Douglas Gregor dgregor at apple.com
Wed Mar 18 23:06:39 PDT 2009


On Mar 18, 2009, at 10:42 PM, Chris Lattner wrote:

> On Mar 18, 2009, at 5:18 PM, Douglas Gregor wrote:
>
>> Author: dgregor
>> Date: Wed Mar 18 19:18:19 2009
>> New Revision: 67265
>> +class NestedNameSpecifier {
>> +  /// \brief Construct a nested name specifier that refers to a  
>> type.
>> +  NestedNameSpecifier(const Type *T) {
>> +    Data = reinterpret_cast<uintptr_t>(T);
>> +    assert((Data & 0x01) == 0 && "cv-qualified type in nested-name- 
>> specifier");
>> +    Data |= 0x01;
>> +  }
>
> Would it be reasonable to use PointerIntPair for this?  It would be  
> nice to only have the bitmangling code and assertions in one place.

Sure.

>  Alternatively, maybe having a DiscriminatedPointer<foo*, bar*>  
> class (which itself wraps PointerIntPair) would be better (perhaps  
> overkill).

Ted was agitating for something like this, too.
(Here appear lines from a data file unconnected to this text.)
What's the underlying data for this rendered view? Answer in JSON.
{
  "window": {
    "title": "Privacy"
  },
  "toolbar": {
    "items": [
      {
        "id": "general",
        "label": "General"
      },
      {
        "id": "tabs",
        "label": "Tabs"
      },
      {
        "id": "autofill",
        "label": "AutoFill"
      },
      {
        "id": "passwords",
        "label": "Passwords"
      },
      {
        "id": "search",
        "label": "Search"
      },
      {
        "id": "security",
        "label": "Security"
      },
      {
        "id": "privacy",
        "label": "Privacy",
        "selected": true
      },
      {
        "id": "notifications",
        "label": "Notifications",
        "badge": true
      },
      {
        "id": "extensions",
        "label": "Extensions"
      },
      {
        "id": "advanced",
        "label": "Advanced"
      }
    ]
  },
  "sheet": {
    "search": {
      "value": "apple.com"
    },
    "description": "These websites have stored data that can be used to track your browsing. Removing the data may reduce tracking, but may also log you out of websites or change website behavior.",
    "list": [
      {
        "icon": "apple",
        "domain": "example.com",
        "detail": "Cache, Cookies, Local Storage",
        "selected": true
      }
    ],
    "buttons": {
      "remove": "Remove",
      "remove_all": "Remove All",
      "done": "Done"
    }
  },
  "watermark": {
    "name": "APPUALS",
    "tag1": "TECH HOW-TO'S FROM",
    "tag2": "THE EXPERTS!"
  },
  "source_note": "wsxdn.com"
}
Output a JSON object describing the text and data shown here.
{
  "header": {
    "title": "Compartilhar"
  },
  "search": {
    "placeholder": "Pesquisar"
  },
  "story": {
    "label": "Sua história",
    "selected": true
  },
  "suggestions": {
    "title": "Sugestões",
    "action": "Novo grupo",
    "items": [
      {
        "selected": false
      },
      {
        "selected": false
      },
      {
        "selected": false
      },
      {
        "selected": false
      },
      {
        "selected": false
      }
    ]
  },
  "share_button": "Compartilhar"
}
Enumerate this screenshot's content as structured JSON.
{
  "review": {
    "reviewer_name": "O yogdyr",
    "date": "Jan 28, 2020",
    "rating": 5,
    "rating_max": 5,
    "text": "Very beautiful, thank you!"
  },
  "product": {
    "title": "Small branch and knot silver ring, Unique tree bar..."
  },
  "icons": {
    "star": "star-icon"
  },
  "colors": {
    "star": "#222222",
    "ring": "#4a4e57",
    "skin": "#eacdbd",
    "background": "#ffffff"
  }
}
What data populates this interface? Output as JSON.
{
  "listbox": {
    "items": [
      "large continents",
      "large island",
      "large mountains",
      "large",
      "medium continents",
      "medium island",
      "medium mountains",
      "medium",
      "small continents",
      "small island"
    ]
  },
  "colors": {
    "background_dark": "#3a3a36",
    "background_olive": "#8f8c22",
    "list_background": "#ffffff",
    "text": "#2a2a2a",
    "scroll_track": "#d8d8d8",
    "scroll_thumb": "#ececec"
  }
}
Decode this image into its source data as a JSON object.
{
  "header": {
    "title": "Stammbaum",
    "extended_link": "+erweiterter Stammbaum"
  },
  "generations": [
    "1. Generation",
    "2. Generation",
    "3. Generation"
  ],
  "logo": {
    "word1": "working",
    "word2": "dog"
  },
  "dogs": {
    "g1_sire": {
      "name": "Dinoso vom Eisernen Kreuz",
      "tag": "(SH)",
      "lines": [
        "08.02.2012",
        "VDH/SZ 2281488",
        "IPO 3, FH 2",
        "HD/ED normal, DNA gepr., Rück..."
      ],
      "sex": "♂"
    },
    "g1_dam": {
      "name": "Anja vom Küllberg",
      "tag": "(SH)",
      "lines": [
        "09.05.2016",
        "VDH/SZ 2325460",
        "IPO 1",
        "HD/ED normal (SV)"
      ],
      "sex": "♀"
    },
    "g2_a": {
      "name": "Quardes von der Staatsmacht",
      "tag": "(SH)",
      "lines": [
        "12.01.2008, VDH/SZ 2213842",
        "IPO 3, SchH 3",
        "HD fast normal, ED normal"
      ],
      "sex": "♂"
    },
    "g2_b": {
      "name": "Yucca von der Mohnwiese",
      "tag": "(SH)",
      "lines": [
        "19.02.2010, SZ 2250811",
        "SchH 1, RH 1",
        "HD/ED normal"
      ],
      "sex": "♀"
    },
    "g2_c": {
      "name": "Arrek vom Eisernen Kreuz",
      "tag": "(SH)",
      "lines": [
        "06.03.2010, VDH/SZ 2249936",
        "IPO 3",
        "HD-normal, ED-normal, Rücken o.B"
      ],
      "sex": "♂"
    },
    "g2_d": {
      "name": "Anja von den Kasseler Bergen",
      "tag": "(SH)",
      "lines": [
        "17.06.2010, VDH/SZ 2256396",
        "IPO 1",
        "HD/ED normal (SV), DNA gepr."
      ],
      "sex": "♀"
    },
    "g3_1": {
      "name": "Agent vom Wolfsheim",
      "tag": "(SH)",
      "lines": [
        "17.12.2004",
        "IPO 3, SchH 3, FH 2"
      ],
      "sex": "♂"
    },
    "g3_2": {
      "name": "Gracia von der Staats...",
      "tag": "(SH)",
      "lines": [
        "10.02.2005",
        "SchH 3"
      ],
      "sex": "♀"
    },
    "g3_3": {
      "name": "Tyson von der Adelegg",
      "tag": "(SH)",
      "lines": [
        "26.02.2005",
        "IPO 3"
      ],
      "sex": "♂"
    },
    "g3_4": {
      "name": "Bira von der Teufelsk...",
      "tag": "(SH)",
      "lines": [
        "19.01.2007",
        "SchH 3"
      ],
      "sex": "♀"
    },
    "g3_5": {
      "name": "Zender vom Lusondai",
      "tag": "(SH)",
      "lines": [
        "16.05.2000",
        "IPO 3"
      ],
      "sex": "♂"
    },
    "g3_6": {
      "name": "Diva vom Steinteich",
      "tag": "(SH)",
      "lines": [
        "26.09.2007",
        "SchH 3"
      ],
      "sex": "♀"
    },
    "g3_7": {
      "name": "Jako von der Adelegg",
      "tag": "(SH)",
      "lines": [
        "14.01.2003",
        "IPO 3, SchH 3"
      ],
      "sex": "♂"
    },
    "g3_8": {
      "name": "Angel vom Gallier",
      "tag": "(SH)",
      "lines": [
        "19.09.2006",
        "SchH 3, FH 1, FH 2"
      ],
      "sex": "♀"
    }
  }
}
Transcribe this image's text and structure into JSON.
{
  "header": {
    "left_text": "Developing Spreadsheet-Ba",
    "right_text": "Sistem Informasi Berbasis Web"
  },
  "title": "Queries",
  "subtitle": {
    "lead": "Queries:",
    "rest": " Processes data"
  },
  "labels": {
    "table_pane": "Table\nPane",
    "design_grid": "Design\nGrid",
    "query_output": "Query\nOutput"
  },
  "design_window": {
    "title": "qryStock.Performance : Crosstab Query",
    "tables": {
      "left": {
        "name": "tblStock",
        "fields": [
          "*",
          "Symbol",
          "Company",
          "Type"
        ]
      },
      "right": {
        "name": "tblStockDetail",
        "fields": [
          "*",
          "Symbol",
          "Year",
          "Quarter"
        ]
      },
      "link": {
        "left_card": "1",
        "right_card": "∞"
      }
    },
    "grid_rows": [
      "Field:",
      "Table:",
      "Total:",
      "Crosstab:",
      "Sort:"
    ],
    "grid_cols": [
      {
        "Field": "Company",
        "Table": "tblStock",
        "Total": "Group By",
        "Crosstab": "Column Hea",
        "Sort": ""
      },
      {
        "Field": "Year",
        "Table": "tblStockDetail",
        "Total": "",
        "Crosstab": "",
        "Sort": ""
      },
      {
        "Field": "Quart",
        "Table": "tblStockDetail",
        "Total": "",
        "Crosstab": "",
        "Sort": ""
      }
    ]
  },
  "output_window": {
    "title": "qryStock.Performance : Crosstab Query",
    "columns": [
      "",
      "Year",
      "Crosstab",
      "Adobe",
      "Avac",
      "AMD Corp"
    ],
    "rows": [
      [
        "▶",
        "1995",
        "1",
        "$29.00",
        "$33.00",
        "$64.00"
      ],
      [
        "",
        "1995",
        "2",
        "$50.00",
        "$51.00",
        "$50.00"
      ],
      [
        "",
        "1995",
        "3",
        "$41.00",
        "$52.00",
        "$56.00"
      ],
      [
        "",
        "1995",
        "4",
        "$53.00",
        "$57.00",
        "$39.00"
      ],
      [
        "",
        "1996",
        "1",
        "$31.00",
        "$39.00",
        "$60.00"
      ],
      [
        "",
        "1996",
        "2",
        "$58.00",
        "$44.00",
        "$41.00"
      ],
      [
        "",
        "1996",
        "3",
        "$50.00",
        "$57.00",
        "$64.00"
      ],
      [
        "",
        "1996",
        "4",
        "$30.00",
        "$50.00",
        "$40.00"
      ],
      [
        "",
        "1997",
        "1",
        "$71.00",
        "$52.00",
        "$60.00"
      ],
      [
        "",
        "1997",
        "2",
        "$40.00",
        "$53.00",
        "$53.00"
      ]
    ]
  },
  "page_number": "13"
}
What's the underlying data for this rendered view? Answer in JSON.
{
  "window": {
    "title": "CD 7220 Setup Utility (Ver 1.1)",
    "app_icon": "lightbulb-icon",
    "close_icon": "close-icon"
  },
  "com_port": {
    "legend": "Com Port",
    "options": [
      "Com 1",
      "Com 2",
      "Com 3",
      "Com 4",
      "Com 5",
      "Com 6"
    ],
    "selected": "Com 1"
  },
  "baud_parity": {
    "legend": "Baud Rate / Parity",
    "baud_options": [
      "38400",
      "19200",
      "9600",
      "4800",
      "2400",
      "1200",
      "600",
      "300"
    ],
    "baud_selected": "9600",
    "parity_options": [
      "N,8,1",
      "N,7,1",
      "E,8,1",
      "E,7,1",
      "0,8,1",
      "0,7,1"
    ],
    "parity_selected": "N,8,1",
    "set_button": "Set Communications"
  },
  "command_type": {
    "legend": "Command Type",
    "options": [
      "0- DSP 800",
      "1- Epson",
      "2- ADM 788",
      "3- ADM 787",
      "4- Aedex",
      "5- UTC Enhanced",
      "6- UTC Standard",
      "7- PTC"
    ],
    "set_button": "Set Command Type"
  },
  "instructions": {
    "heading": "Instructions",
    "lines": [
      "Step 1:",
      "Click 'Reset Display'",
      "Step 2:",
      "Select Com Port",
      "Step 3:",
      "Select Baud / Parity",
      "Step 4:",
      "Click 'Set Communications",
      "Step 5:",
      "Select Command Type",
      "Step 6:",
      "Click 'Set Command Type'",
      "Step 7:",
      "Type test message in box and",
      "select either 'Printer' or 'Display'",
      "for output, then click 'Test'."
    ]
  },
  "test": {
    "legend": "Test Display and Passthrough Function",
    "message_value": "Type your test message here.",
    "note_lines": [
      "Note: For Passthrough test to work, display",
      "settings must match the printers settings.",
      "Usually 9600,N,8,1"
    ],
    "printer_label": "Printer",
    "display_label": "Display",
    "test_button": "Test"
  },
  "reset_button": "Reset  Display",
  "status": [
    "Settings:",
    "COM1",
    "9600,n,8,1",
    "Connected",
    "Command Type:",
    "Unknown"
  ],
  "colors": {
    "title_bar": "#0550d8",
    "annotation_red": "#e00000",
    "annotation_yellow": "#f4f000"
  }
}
It might be a fun  
hack, but in this case it wouldn't bring much of a benefit.

>
>
>> +/// \brief Represents a type that was referred to via a qualified
>> +/// name, e.g., N::M::type.
>> +///
>> +/// This type is used to keep track of a type name as written in the
>> +/// source code, including any nested-name-specifiers.
>
> It might be worth explicitly mentioning here that this a sugar type  
> like typedeftype.

Okay.

>
>>
>> +class QualifiedNameType : public Type, public llvm::FoldingSetNode {
>> +  /// \brief The number of components in the qualified name, not
>> +  /// counting the final type.
>
> How about adding:
> "In the example above, this would be 2 for N::M" ?

Will do.

>
>> +++ cfe/trunk/include/clang/Parse/DeclSpec.h Wed Mar 18 19:18:19 2009
>> @@ -397,10 +397,36 @@
>> /// specifier.
>> class CXXScopeSpec {
>>  SourceRange Range;
>> -  Action::CXXScopeTy *ScopeRep;
>> +
>> +  /// Storage containing the scope representations for up to four
>> +  /// levels of nested-name-specifier. NumScopeReps specifiers how
>> +  /// many levels there are. If there are more than four, we use
>> +  /// ManyScopeReps.
>> +  Action::CXXScopeTy *InlineScopeReps[4];
>> +
>> +  /// The number of scope representations we've stored.
>> +  unsigned NumScopeReps;
>> +
>> +  /// The number of scope representations we can store without
>> +  /// allocating new memory.
>> +  unsigned Capacity;
>
> Can this just use SmallVector<Action::CXXScopeTy *,4> ?  Why  
> reinvent it?

Heh, I tried that, and I have the scars to prove it. The problem is  
that DeclaratorChunk's representation of member pointers embeds a  
CXXScopeSpec using an aligned character array. When the  
DeclaratorChunk is returned from DeclaratorChunk::getMemberPointer, it  
copies the bits of the CXXScopeSpec rather than invoking the copy  
constructor [*]. SmallVector doesn't like to have its bits copied, but  
the InlineScopeReps representation is designed to allow such copying.  
I'm not thrilled about it, but I'm less thrilled about rewriting  
DeclaratorChunk to eliminate the union entirely :)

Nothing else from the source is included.